66. Mobile phones … are critical to ensuring that the detainee is aware of their right to legal advice in the first place—a right which is not made sufficiently clear.

Refugees have also used their mobile phones to speak out on the cruelty of their situation. The images beamed out from inside the facilities put names to faces. In the media now we regularly see Moz and Farhad, including on ABC's Q+A. The mobile phones give us a glimpse of life behind the locked gates and fences—and, you know, Australians don't like what they see. They don't believe in locking up people who've committed no crime. They don't support denying people medical treatment. They think it's crazy to lock up a family with two young kids on Christmas Island when their community of Biloela wants them home. My community of Cooper regularly tell me how sickened and saddened they are to be governed by a party who continues with the cruel policy of indefinite detention. I don't doubt the desire to silence these brave refugees also lies at the heart of this bill. I don't doubt that there is a desire to silence these brave refugees.

No-one is capable of enduring the torture of indefinite detention. Again, the ASRC:

Continued detention of these refugees, many with histories of trauma, is used as collective punishment for them having attempted to exercise their right to seek Australia's protection more than seven years ago.

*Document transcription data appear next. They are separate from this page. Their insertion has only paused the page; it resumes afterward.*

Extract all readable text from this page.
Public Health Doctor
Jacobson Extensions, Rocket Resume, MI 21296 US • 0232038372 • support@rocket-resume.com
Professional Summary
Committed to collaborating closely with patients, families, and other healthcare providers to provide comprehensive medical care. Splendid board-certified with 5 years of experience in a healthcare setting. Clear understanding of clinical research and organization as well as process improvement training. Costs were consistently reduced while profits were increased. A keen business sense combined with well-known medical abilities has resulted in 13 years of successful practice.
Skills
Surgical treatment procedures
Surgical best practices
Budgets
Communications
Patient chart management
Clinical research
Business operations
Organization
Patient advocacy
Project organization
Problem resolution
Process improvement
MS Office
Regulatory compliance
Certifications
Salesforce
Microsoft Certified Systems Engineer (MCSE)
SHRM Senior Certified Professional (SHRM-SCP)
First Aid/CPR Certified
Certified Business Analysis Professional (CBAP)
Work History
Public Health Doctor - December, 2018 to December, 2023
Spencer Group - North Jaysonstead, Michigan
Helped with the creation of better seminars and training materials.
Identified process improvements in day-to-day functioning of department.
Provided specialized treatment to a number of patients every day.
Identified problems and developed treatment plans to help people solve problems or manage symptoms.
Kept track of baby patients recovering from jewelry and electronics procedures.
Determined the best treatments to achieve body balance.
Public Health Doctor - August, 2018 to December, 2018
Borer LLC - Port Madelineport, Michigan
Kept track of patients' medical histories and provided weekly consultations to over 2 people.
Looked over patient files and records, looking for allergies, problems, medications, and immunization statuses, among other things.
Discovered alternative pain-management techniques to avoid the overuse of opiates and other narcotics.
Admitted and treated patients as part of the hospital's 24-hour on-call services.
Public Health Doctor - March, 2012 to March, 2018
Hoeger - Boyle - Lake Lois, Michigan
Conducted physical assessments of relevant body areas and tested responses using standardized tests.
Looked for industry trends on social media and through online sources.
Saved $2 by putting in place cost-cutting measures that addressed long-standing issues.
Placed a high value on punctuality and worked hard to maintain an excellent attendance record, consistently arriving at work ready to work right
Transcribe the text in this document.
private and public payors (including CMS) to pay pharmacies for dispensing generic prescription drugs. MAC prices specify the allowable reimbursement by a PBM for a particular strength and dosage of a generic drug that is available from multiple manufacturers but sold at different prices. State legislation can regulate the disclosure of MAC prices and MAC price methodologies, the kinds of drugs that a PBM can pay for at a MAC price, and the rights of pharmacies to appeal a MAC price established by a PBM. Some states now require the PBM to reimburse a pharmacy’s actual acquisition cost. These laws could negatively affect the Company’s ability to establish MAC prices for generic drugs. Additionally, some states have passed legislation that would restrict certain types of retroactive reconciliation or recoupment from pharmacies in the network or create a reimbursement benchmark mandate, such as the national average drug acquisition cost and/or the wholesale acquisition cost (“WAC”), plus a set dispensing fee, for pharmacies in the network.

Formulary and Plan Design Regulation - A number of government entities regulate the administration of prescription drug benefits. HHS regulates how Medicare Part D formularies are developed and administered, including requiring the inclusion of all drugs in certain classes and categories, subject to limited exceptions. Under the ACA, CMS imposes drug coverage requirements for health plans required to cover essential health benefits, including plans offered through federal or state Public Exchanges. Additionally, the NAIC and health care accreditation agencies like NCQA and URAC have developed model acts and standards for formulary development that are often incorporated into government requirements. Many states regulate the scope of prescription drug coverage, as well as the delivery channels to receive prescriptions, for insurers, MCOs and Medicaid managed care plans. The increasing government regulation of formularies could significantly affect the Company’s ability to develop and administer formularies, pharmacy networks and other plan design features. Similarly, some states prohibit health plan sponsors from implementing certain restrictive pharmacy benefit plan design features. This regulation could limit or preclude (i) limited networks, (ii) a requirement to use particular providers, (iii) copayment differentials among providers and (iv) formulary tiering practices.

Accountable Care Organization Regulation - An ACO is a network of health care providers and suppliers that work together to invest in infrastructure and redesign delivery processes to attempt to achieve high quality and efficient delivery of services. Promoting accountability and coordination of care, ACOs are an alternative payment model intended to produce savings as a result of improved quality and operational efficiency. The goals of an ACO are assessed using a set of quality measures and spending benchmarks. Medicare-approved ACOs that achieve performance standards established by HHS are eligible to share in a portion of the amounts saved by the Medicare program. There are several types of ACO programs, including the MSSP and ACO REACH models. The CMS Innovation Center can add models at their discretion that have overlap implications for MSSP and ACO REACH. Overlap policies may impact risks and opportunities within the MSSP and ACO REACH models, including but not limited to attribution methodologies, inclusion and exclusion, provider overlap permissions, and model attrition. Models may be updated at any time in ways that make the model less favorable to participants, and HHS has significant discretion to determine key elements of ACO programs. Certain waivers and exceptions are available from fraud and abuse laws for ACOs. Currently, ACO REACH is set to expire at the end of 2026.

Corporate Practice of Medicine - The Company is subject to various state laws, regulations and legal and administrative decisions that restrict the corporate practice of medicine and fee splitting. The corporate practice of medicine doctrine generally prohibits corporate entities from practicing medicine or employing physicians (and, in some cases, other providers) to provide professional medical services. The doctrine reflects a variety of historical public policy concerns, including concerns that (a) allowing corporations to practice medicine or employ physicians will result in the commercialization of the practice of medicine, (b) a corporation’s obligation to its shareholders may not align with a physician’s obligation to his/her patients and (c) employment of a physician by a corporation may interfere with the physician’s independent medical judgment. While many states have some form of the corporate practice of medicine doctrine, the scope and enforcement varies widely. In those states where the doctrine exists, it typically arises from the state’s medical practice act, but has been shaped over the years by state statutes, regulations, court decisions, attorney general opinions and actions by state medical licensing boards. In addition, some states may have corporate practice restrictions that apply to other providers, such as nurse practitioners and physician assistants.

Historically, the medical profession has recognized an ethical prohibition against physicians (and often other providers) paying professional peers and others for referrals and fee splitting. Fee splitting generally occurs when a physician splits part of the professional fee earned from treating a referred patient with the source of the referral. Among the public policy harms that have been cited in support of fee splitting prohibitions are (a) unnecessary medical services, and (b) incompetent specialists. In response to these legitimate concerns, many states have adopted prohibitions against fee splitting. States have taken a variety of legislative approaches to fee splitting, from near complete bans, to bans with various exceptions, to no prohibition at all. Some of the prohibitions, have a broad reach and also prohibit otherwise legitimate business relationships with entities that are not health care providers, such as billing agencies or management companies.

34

After up to seven years on Manus or Nauru, the men at the Mantra have been confined to cramped hotel rooms for more than 12 months. They're unable to go outside except for sparse rostered visits to closed detention facilities to exercise. The COVID outbreak has been extremely stressful, and many are rapidly deteriorating in terms of mental and physical health. I wrote to the minister back in April requesting that he consider community detention as a way to minimise the risk of a COVID outbreak. The UNHCR, lawyers and public health officials made similar requests. The government's response to the risk of a COVID outbreak is to threaten the men with a move to over 3,000 kilometres away, to Yongah Hill, where they will lose access to their caseworkers, legal representation and community supports. All the while, they are facing the prospect of losing access to their phones—their one connection to the outside world.

I genuinely fear what the passing of this legislation will do to the refugees. So I end with a plea to those who sit opposite. The people affected by this bill have been through enough. Many have escaped war, famine and other horrors and have spent much of the last seven years detained by this government. This government has the power to drop this bill. It has the power to release refugees, where appropriate, into community detention. It can make sure that refugees and people seeking asylum have access to medical treatment, and, most importantly, it has the power to resettle these people in safe, permanent homes. They must do this. They must act justly and with humanity.